Our research revealed that PAIs are not solely used for reporting purposes, but are in fact an integral part of the investment process. However, it’s important to note that not all investment products utilize the same PAIs, and each indicator’s level of popularity varies. It was found that the top three PAIs used by Article 9 and 8 funds were “Exposure to controversial weapons”, “Violations of UNGC principles or OECD guidelines for multinational companies”, and “Exposure to fossil fuels”. These PAIs were also prioritized in article 6 investment strategies. Therefore, it’s imperative for investors to have a full understanding of the PAIs utilized by their preferred investment product in order to make well-informed investment decisions. 

After understanding whether asset managers were considering the PAIs in their investment strategies we utilized Clarity AI’s SFDR dataset to compare the performance of different products across various PAIs. Our main question was whether Article 9 funds, which classify their investments as having a significant environmental or social benefit, would outperform Article 8 funds, which simply consider such factors. Overall, our findings indicated that the differences between Article 9 and Article 8 funds across commonly used PAIs in investment strategy were slim and only present in some PAIs. Furthermore, we also discovered that whether asset managers considered the PAIs in their investment strategy had an even smaller effect.

To understand the performance of their funds and the potential to improve, investors must understand what really matters. We compared the effect of three variables on PAI performance: 1) whether the fund was classified as Article 9, Article 8 or Article 6; 2) whether the fund manager reported taking into account the PAI in the investment strategy; 3)  and the geographical focus of the fund. 

The effect of these variables on PAIs was diverse from 20p.p. when looking at SFDR’s mandatory PAI 13 (“Board Gender Diversity”) to less than 0.1p.p. when looking at exposure to controversial weapons. What matters most also changed from indicator to indicator –  while significant differences could be seen based on the SFDR disclosure regime of each fund (i.e., Article 6, 8 or 9) for indicators such as “Exposure to fossil fuels” and “Violations of UN Global Compact principles and OECD Guidelines for Multinational Enterprises,” geographical focus was the only relevant factor for indicators such as “Board Gender diversity.”

Overall, Clarity AI’s analysis of 27,000 funds revealed that there are significant differences in performance and strategy related to the SFDR PAIs. These differences are affected not only by the SFDR categorization of the fund but also by other fund characteristics, such as its geographical focus. Investors should take the time to research and evaluate different options in order to find a fund that aligns with their investment goals and values.

The increasing popularity of Article 9 funds is a positive sign that investors are becoming more aware of the importance of investing in socially responsible companies.
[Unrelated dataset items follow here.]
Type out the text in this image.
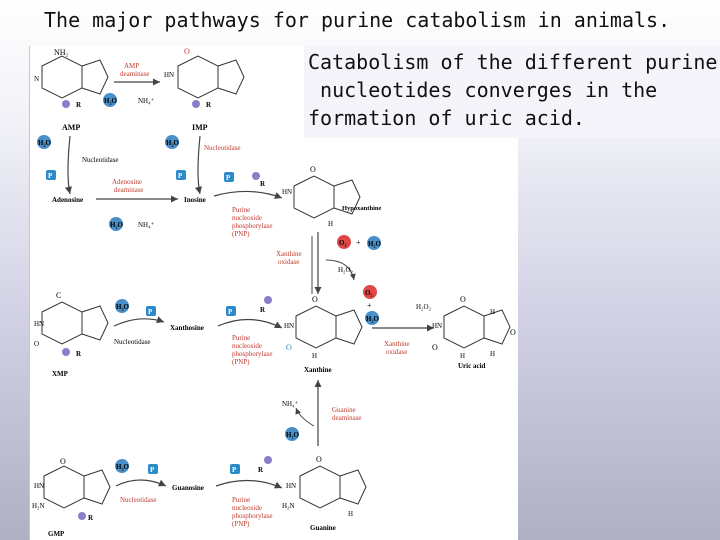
The major pathways for purine catabolism in animals.
Catabolism of the different purine
nucleotides converges in the
formation of uric acid.
NH₂
N
R
AMP
AMP
deaminase
H₂O	NH₄⁺
O
HN
R
IMP
H₂O
Nucleotidase
P
H₂O
Nucleotidase
P
Adenosine
Adenosine
deaminase
H₂O NH₄⁺
Inosine
P
R
Purine
nucleoside
phosphorylase
(PNP)
O
HN
H
Hypoxanthine
Xanthine
oxidase
O₂ + H₂O
H₂O₂
C
HN
O
R
XMP
H₂O
P
Nucleotidase
Xanthosine
P	R
Purine
nucleoside
phosphorylase
(PNP)
O
HN
O
H
Xanthine
O₂
+
H₂O
H₂O₂
Xanthine
oxidase
O
HN
O
H
H
H
O
Uric acid
NH₄⁺
Guanine
deaminase
H₂O
O
HN
H₂N
R
GMP
H₂O	P
Nucleotidase
Guanosine
P	R
Purine
nucleoside
phosphorylase
(PNP)
O
HN
H₂N
H
Guanine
As more investors seek out Article 9 funds, it is likely that the demand for these funds will continue to grow, which could lead to increased innovation and new opportunities for socially responsible investing.  Additionally with strong data related to the PAIs, construction of investment products that could be classified as Article 9 is possible.

In conclusion, our analysis underscores the importance of using robust data to compare and understand the differences across funds in order for investors to make informed investment decisions.